Storage units hold some of our most prized possessions. In order to keep the items you store in their best condition, plan and organize all the stuff ahead of time. Use the space effectively and efficiently with the following strategies and tips, and treat your storage items with a little extra care to keep them preserved over time.

Plastic Wrap

A plastic-wrapped chair surrounded by moving boxes.

Get yourself a roll of large plastic wrap—typically called stretch wrap—from your local moving, packing, or hardware store. Wrapping your items in this plastic takes a little extra time while packing it up, but is well worth the effort. It protects pictures, frames, and art from damage while moving and storing and can preserve furniture such as couches and chairs from scuffs or tears. Use it to wrap breakables such as knick-knacks and jewelry boxes before packing them into larger boxes for storage. It can also be used to bundle things together to fit them in tight spaces, such as silverware, towels, or office supplies.

Regular Visits

Make regular visits to check on your storage space, especially if you aren’t going by there every so often to remove or add things to the space. Check to make sure that everything is clean and in good condition. While there shouldn’t be any water leaks, insects, pests, or other problems, make sure to stop by and inspect your space regularly. Also dust, sweep, polish, and wipe down anything that isn’t boxed so that it doesn’t become worn and aged by dust in the air and temperature changes.

Label Boxes

A stack of cardboard moving boxes.

Choose boxes that are around the same size and shape to store your items in. This will make stacking them much easier and not a giant puzzle piece. After color coding the labels or tags, be sure to label the boxes with a more specific list of a few items in the box so that they’re easier to sort through. If you label five boxes as “bedroom” without more specifics, in just a few months it will be very difficult to recall what you put inside any of those boxes. Try to keep like items together so you can use generic names such as “office supplies” or “Christmas ornaments.” It’s all about organization so you can find items easily in the future.

Color Coordinate

Before labeling boxes, arrange what you’re packing into categories so the boxes can be color coded. One color can represent a room, for example, such as the dining room if you’re storing items after moving from a large house to a smaller one. If you have a large family, boxes can also be color coded to decipher which boxes belong to whom. Otherwise, use labels like "books," "baby clothes," or "childhood toys" if you have several boxes of a certain type of item. Each specific label or room will have a specific color. That way, when you’re moving your storage items into a new home or simply trying to keep things organized, you can tell more quickly what types of items are in each box.

Invest in a Lock

A close-up of a lock on a blue storage unit.

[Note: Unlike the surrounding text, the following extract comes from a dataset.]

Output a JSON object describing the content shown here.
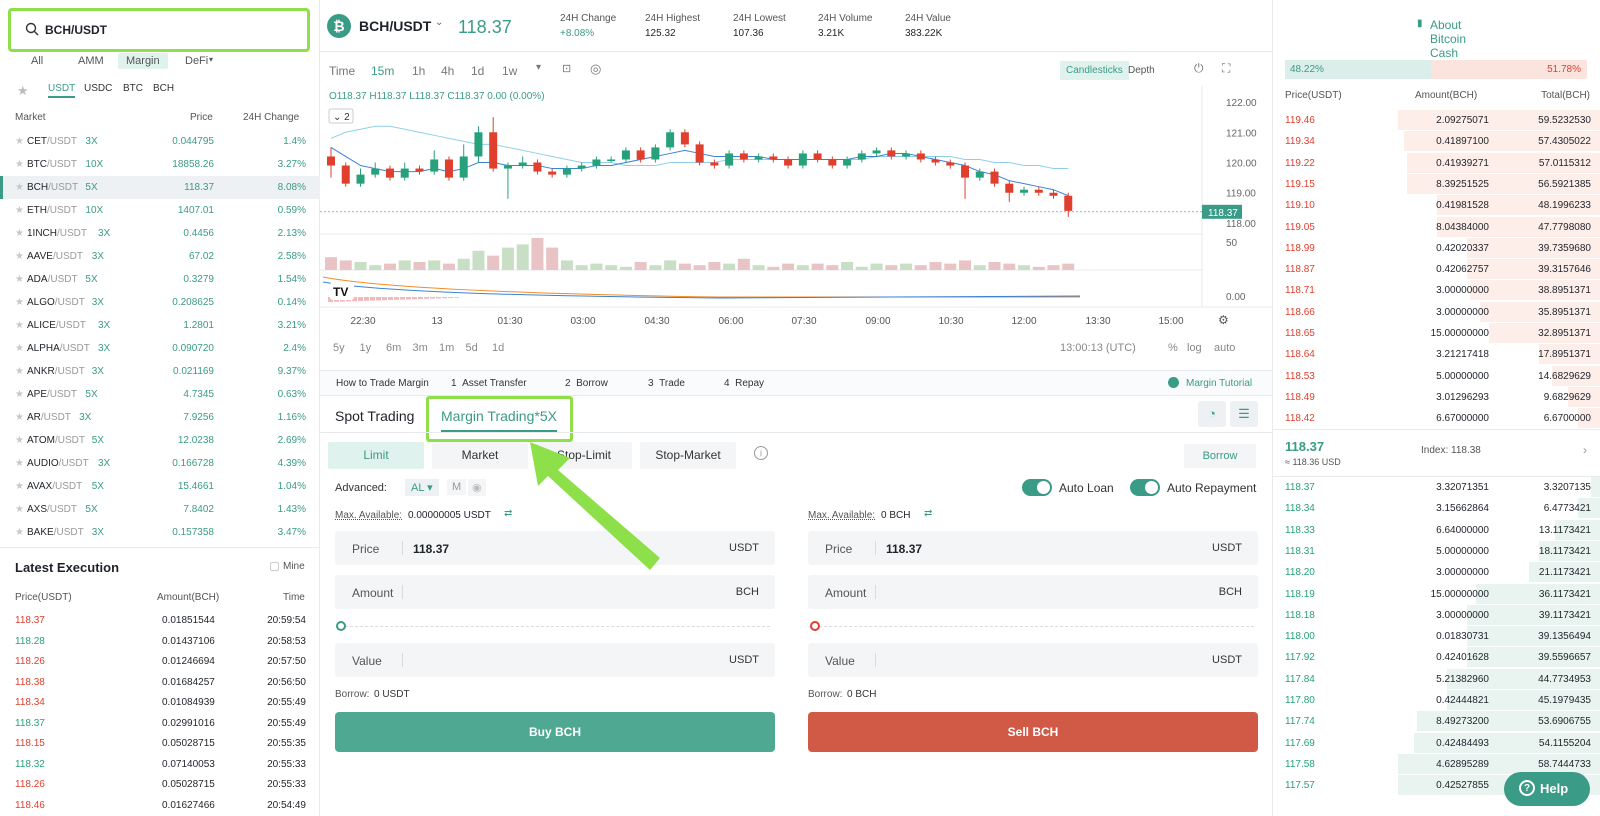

Regular padlocks are available at any hardware store, and can be relatively cheap. Many of these locks, however, whether combination or keyed, can be cut with a strong tool. Prevent break-ins by spending a little extra money on heavy-duty locks for your storage space. Protect the items inside with the locks that the storage providers suggest. Most storage spaces sell these locks right in the storage rental office, but can otherwise be found online and in hardware stores.